Monday, August 12, 2013
Pavilion (Sheraton San Diego)
Microbes are a prolific source of anti-cancer molecules, and one such class of compounds is the proteasome inhibitors (PIs). These molecules inhibit the normal functioning of the proteasome (an essential protein degradation complex), by covalent attachment via a reactive warhead resulting in cell death. Epoxomicin and eponemycin are two naturally occurring PIs that were isolated from marine actinomycete species. They are particularly interesting as they possess an unusual epoxyketone warhead and analogues of each compound (Bortezomib and Carfilzomib respectively) have been approved for the treatment of multiple myeloma. While the mechanism by which the epoxyketone binds to and arrests the function of the proteasome has been described, the biosynthesis of the natural products is unknown. Of particular interest to us is the assembly of the unique epoxyketone moiety. Unveiling the biosynthetic pathways to assemble these molecules could enable production of large quantities of starting material for synthetic derivatives and precursors. We have sequenced the genomes of both producing organisms using next-generation technologies, a challenging task due to their high GC content.

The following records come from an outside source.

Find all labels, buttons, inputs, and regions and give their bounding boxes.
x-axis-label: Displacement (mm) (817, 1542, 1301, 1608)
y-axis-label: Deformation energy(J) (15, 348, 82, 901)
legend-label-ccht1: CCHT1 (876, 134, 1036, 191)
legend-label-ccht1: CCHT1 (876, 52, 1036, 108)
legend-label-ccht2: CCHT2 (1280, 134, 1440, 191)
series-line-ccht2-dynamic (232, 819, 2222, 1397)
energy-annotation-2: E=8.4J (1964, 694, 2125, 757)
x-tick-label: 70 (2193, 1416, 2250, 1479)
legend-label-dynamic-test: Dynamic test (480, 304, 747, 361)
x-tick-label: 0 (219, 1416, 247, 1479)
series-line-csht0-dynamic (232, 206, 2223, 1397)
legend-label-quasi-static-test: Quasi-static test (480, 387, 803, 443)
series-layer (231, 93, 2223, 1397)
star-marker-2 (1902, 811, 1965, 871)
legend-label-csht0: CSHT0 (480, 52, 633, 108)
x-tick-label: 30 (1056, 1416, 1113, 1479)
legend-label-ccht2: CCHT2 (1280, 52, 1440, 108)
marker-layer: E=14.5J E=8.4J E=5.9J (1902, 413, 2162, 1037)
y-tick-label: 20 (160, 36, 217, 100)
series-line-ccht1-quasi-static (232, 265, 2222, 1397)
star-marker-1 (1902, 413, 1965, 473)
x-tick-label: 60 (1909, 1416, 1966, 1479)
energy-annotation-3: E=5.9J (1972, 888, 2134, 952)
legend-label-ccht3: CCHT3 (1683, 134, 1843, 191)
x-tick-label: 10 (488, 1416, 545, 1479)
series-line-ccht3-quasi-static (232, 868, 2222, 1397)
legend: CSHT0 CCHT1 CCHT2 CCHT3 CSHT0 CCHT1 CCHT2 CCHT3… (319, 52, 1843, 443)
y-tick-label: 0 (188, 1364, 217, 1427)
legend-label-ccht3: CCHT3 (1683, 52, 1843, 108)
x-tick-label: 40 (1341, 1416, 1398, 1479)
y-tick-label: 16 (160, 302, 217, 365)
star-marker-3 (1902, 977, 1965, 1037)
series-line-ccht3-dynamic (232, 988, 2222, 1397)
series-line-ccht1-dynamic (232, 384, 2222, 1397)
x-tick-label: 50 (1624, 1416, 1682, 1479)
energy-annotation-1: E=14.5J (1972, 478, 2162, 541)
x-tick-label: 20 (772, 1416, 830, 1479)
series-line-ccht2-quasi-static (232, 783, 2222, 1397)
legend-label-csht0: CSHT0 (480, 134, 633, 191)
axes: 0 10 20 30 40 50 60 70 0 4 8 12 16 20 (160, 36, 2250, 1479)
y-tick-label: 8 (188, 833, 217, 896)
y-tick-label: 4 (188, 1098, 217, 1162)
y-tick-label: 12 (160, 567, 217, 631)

Using a bioinformatic approach we identified the gene clusters responsible for both epoxomicin and eponemycin biosynthesis and have confirmed this assignment by heterologous expression studies. We are now in a position to investigate the fine details of these pathways and to probe the origin of the unique warhead functionality. This research represents the identification of the first biosynthetic gene clusters for expoxyketone PIs, and we suggest unprecedented biotransformations for the construction of the unusual epoxyketone warhead.